PALAVRA DO ECONOMISTA

PIB do segundo trimestre/18 avança 0,2% frente ao trimestre anterior

“…Na leitura divulgada hoje, apesar de pouco acima do esperado por nós, as principais surpresas foram o crescimento do consumo do governo pouco acima do esperado e o menor nível de importações. Entretanto nos chama a atenção o arrefecimento do ritmo de recuperação do consumo das famílias, que configurou um dos principais drivers da recuperação em meados de 2017, e a queda da formação bruta de capital fixo após quatro trimestres de alta.
Com os dados disponíveis atualmente revisamos nossa projeção de PIB para 2018 de 1,8% para um intervalo provável de 1,0% – 1,3%, sendo em parte devido à revisão da série pelo IBGE, parte devido as condições financeiras mais apertadas e a queda dos indicadores de confiança. Para 2019 esperamos crescimento por volta de 2,5%, previsão com nível de incerteza bastante significativo devido a possibilidade de mudança na orientação da política econômica…”

Análise

Relatório em PDF aqui
O PIB do segundo trimestre de 2018 variou 0,2% frente ao trimestre imediatamente anterior com ajuste sazonal, acima da nossa projeção de 0,0%, configurando a sexta variação positiva consecutiva após oito trimestres de retração. Houve revisão da série com viés baixista para vários períodos recentes onde destaca-se a revisão do crescimento do PIB do primeiro trimestre de 2018 frente ao quarto trimestre de 2017 de 0,4% para 0,1%. Em comparação com o segundo trimestre de 2017, o PIB cresceu 1,0% na leitura divulgada hoje e em quatro trimestres acumula alta de 1,4%, pouco acima da taxa de 1,3% registrada no trimestre anterior.

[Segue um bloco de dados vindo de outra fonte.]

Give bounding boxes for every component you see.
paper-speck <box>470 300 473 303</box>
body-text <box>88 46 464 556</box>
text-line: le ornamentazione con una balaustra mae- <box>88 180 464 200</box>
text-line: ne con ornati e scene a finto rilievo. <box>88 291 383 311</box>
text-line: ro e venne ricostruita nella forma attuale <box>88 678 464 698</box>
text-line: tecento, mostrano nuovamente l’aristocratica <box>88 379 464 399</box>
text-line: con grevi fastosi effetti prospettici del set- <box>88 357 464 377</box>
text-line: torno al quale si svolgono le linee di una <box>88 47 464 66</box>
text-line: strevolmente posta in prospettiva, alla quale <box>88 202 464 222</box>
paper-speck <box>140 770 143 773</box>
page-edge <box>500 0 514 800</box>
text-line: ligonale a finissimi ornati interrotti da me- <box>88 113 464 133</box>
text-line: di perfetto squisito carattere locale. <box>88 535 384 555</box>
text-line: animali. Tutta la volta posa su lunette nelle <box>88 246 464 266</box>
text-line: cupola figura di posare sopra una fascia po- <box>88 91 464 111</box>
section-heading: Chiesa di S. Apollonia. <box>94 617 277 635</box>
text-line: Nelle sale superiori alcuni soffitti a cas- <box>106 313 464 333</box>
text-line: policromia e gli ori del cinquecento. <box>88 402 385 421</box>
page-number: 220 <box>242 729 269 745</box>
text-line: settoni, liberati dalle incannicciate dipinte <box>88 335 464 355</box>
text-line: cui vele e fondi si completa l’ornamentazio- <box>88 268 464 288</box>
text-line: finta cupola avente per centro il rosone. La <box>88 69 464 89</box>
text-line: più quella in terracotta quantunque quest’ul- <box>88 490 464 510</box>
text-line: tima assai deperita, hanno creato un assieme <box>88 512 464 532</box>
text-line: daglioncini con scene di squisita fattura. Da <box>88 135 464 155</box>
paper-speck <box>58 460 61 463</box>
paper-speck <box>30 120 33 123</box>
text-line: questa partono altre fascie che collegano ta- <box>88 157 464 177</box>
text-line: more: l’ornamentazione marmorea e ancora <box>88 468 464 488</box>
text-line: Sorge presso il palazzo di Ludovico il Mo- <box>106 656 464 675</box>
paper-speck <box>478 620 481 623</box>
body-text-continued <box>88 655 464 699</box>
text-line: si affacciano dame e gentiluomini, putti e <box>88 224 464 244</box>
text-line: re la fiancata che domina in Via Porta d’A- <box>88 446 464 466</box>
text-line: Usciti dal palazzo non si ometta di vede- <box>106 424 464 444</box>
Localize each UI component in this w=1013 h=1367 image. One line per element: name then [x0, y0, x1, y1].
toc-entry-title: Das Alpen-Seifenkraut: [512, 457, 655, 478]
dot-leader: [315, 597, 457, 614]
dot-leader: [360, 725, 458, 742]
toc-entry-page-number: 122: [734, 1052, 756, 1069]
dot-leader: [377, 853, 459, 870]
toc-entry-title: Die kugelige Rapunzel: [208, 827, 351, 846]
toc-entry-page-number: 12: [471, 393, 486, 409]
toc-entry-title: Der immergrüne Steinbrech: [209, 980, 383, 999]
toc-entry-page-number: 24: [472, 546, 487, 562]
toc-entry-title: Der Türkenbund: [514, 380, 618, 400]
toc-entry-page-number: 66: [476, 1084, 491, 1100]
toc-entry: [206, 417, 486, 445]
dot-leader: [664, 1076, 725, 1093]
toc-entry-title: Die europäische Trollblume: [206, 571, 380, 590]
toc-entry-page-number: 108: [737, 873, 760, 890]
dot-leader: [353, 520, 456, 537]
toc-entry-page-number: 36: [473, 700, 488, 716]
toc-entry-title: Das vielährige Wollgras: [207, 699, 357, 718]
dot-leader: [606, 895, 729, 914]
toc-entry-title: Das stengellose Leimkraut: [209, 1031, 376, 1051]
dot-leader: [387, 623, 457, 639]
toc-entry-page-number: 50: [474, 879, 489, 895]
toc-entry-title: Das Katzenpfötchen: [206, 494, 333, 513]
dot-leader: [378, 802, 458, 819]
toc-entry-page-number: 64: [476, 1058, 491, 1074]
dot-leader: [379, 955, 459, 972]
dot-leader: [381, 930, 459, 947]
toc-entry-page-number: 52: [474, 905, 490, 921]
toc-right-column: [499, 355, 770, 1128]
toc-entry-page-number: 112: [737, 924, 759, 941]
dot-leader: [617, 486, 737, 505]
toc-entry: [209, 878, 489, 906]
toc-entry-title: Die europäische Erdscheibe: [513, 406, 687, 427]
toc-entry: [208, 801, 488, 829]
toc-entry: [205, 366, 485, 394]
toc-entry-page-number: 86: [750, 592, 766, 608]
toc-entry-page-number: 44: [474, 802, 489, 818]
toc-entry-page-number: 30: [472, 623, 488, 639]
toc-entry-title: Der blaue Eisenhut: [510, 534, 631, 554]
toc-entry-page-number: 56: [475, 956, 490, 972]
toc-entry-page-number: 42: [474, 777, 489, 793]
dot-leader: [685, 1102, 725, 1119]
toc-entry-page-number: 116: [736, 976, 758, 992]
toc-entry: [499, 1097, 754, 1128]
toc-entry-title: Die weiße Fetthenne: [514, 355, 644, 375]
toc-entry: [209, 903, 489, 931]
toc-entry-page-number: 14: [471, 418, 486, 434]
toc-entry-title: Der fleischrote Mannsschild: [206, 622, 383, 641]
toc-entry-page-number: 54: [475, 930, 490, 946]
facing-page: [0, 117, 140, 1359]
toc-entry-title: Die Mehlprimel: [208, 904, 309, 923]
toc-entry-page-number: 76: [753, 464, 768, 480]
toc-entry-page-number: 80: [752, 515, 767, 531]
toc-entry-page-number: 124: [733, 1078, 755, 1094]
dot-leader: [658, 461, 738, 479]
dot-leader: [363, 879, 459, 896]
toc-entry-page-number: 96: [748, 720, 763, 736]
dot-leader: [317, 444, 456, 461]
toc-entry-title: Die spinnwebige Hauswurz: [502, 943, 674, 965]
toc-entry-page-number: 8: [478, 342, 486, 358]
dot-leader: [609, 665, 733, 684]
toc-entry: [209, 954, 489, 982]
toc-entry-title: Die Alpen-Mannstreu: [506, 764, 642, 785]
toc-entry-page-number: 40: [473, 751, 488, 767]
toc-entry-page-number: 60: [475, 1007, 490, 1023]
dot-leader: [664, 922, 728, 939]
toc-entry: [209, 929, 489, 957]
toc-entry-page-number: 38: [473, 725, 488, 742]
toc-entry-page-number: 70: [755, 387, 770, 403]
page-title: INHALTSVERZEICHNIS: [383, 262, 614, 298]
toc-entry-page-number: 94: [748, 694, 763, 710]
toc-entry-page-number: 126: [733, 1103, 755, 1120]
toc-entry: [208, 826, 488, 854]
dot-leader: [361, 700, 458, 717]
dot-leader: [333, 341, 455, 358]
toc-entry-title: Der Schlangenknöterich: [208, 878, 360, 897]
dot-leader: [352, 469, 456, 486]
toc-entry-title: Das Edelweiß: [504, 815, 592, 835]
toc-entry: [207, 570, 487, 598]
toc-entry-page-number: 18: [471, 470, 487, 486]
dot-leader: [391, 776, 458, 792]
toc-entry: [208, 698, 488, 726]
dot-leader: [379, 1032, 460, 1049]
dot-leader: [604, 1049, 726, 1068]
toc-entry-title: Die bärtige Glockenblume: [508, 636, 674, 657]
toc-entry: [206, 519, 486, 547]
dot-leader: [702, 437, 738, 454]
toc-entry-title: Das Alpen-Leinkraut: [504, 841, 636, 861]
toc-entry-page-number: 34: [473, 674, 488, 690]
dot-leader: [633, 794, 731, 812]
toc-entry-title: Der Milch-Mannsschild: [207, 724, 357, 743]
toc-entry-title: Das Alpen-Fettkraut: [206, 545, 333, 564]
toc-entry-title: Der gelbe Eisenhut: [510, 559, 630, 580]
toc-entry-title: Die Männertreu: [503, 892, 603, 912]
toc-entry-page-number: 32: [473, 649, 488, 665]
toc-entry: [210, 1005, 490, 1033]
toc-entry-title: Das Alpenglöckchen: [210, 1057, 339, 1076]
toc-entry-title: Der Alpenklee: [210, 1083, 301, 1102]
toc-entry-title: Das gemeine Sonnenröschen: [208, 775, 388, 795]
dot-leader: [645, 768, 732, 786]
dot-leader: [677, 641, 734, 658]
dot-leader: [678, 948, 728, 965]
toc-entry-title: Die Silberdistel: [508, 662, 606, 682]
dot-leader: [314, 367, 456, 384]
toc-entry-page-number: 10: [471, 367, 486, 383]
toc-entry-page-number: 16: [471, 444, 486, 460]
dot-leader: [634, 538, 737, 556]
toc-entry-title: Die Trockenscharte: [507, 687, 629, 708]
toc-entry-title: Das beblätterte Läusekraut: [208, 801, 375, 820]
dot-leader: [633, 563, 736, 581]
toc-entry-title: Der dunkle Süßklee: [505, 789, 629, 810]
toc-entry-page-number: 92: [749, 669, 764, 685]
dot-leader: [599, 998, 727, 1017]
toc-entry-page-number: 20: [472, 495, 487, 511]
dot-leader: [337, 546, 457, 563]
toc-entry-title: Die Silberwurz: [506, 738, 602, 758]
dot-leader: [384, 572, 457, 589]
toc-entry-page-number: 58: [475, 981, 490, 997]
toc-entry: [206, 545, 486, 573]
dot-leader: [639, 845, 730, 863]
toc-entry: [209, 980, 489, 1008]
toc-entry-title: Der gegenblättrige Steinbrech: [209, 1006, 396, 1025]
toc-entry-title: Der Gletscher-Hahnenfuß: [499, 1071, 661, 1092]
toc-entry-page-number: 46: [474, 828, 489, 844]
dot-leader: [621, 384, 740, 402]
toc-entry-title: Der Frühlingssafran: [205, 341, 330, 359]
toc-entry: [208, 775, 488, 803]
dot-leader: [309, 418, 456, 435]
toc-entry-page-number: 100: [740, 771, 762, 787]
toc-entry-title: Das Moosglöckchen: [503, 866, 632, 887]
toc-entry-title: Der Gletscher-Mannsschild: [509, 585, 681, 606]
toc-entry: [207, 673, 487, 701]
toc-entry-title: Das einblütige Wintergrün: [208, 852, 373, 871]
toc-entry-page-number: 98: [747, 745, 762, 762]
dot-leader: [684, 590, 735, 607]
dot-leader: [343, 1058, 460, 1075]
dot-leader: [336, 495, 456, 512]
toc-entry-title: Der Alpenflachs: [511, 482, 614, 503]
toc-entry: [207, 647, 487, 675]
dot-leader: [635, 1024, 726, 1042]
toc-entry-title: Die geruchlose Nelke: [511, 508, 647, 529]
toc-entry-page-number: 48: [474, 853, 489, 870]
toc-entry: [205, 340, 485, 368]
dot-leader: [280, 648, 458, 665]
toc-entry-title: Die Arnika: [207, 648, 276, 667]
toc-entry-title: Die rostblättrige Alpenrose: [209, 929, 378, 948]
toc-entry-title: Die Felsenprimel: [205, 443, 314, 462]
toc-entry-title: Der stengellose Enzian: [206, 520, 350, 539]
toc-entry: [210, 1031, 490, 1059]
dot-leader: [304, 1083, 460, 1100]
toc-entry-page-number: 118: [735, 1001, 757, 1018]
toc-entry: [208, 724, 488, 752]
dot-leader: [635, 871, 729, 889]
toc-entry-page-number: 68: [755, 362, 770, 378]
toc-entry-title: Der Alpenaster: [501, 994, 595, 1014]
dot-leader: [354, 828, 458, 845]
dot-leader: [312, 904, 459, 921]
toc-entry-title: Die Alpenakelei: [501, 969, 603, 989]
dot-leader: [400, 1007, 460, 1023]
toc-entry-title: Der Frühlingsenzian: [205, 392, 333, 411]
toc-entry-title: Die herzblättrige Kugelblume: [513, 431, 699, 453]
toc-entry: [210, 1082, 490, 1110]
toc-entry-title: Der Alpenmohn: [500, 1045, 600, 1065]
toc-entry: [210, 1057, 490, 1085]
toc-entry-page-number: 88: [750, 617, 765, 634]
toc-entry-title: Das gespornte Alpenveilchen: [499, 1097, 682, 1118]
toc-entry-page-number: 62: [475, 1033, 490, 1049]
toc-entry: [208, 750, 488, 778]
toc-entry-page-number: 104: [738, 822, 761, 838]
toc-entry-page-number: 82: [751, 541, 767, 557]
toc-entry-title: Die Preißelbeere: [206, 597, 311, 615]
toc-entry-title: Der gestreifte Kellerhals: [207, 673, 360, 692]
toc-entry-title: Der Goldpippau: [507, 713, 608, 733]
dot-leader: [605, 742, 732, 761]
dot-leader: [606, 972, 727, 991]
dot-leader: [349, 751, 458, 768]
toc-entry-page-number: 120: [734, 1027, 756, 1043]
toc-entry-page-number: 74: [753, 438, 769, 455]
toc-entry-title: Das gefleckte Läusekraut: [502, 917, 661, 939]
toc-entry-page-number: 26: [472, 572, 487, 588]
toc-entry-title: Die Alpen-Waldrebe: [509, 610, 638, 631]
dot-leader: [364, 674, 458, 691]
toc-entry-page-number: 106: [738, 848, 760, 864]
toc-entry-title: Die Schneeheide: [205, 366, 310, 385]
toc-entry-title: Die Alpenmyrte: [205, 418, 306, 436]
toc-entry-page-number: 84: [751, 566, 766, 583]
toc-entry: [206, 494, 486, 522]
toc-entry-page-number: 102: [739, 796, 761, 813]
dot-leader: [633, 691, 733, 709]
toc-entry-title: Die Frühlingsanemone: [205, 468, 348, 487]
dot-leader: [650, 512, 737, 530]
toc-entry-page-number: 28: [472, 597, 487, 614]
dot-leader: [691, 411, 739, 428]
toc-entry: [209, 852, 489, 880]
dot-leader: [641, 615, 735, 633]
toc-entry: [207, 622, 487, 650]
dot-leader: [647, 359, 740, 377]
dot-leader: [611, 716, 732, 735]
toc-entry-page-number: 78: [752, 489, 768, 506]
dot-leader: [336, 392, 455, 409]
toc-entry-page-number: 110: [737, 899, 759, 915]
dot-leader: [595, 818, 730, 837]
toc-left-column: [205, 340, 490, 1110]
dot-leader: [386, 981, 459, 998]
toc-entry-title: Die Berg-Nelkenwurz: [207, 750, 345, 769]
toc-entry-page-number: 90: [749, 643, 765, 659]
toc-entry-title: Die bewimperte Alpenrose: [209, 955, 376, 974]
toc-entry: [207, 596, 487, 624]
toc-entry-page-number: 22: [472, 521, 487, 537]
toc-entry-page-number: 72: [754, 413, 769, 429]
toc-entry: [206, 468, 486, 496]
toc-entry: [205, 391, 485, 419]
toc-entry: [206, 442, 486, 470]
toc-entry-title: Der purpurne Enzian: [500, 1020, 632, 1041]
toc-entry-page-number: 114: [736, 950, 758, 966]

O desempenho do trimestre foi impactado pela greve dos caminhoneiros no final de maio, mas não só. A atividade econômica como um todo já vinha perdendo dinamismo no primeiro trimestre de 2018 especialmente no que tange o mercado de trabalho. Desta forma, a despeito da continuidade da recuperação econômica, vale ressaltar que a mesma vem ocorrendo de forma mais lenta do que o imaginado anteriormente.
Na leitura divulgada hoje as principais surpresas foram o crescimento do consumo do governo pouco acima do esperado e o menor nível de importações. Entretanto nos chama a atenção o arrefecimento do ritmo de recuperação do consumo das famílias, que configurou um dos principais drivers da recuperação em meados de 2017, e a queda da formação bruta de capital fixo após quatro trimestres de alta. Tais fenômenos podem estar relacionado ao alto nível de incerteza política que permanece na economia brasileira.
Com os dados disponíveis atualmente revisamos nossa projeção de PIB para 2018 de 1,8% para um intervalo provável de 1,0% – 1,3%, sendo em parte devido à revisão da série pelo IBGE, parte devido as condições financeiras mais apertadas e a queda dos indicadores de confiança. Para 2019 esperamos crescimento por volta de 2,5%, previsão com nível de incerteza bastante significativo devido a possibilidade de mudança na orientação da política econômica.